In large corporations, the beloved coffee machine can be seen as the analogue of the sidewalk of great American cities.

In their ability to generate contacts, both the sidewalk and the coffee machine can be seen as some kind of “Soft corporate township” that is fundamental to an organization equilibrium.

 

But with the raise of internet and the increase of the time we spend on screens, we are less open to our physical environment, and a question has appeared: where are the sidewalks and coffee machines of the XXI century?

 

Instead of going back to the way things were, can we move forward and promote this ad-hoc encounters in our computers? Can we imagine a software infrastructure the same way Jane Jacob considered the sidewalk as a communication infrastructure?

 

I think so.
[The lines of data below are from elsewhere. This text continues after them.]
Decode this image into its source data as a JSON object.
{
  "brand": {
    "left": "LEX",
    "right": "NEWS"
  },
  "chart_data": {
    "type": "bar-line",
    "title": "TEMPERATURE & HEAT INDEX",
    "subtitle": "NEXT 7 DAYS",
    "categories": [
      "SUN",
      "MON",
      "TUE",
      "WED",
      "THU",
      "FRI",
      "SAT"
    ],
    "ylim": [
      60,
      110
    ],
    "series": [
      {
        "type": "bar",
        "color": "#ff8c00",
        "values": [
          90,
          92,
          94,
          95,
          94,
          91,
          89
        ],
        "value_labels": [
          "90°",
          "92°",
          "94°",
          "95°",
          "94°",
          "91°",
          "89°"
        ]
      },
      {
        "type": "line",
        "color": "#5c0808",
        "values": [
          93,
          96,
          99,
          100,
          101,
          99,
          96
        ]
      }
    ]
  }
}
Although it will never replace the warmth of coffee machines conversations, a software could help create connections, and eventually facilitate real encounters.

 

 

Before defining what would be the mechanism of such system, I will start by developing two points on how software design influences our perceptions and behaviors.

 

1.     Information bubbles

 

After the 2016 United States presidential election, Facebook has been blamed for creating a so called “information bubble”. Let’s say you liked a video on Facebook that was in favor of the republicans, Facebook will then categorize you as a republican. It will then only show you content in this direction and will very rarely offer contradictory point of view.

 

This phenomenon may be new in the public sphere but it is very well known in corporation management systems, albeit under a different name: “information silo”. If you are in the operations service you will mostly receive information linked to your department and rarely get to know what is happening, for example, in marketing, how it will affect you and how you could contribute to it. During my career, I have seen two teams working at fifty meters distance on the same project without knowing it, and after six months presenting two different solutions to the same customer.

 

If we get back to the second requirement of corporate township (it is transversal), information bubbles and silos are an obstacle to this need for transversality.

 

 

 

2.     “Day by day, what you do is who you become” Heraclitus

 

Software design influences not only the information we are exposed to but also the way we behave. Let’s take again the example of Facebook. We often complain that Facebook relationships are superficial. Now think about what you do most of the time on Facebook: you like. A “like” is a very basic and superficial signal, it is binary: 0 or 1. It is not really a surprise that there is a feeling of emptiness in it. Now you could argue that Facebook have enriched the “like” button to “reactions”. But again here we are talking about a limited set of emotional reaction: like, love, haha, wow, sad, angry. There is limited space for more rational reactions such as “factually correct” or “biased”.  This does not mean Facebook is bad, it is fun, and you can always comment, but it is incentivizing a certain kind of reaction. It is just limited, and limiting.

 

The same is true for collaboration software at work. Enterprise enriched social network like Yammer, Slack or the recent Microsoft Teams. They are great for team discussion but by focusing people attention on chatting they incentives noise instead of strategic thinking or transversal knowledge sharing.

 

“Different media designs stimulate different potentials in human nature. We shouldn’t seek to make the pack mentality as efficient as possible. We should instead seek to inspire the phenomenon of individual intelligence.” Jared Lanier

 

If we get back to the third requirement concept of “corporate township” (it has impact), there is a need for collaboration software that incentivizes thinking, deep knowledge sharing and strategic production instead of reaction, emotions and noise.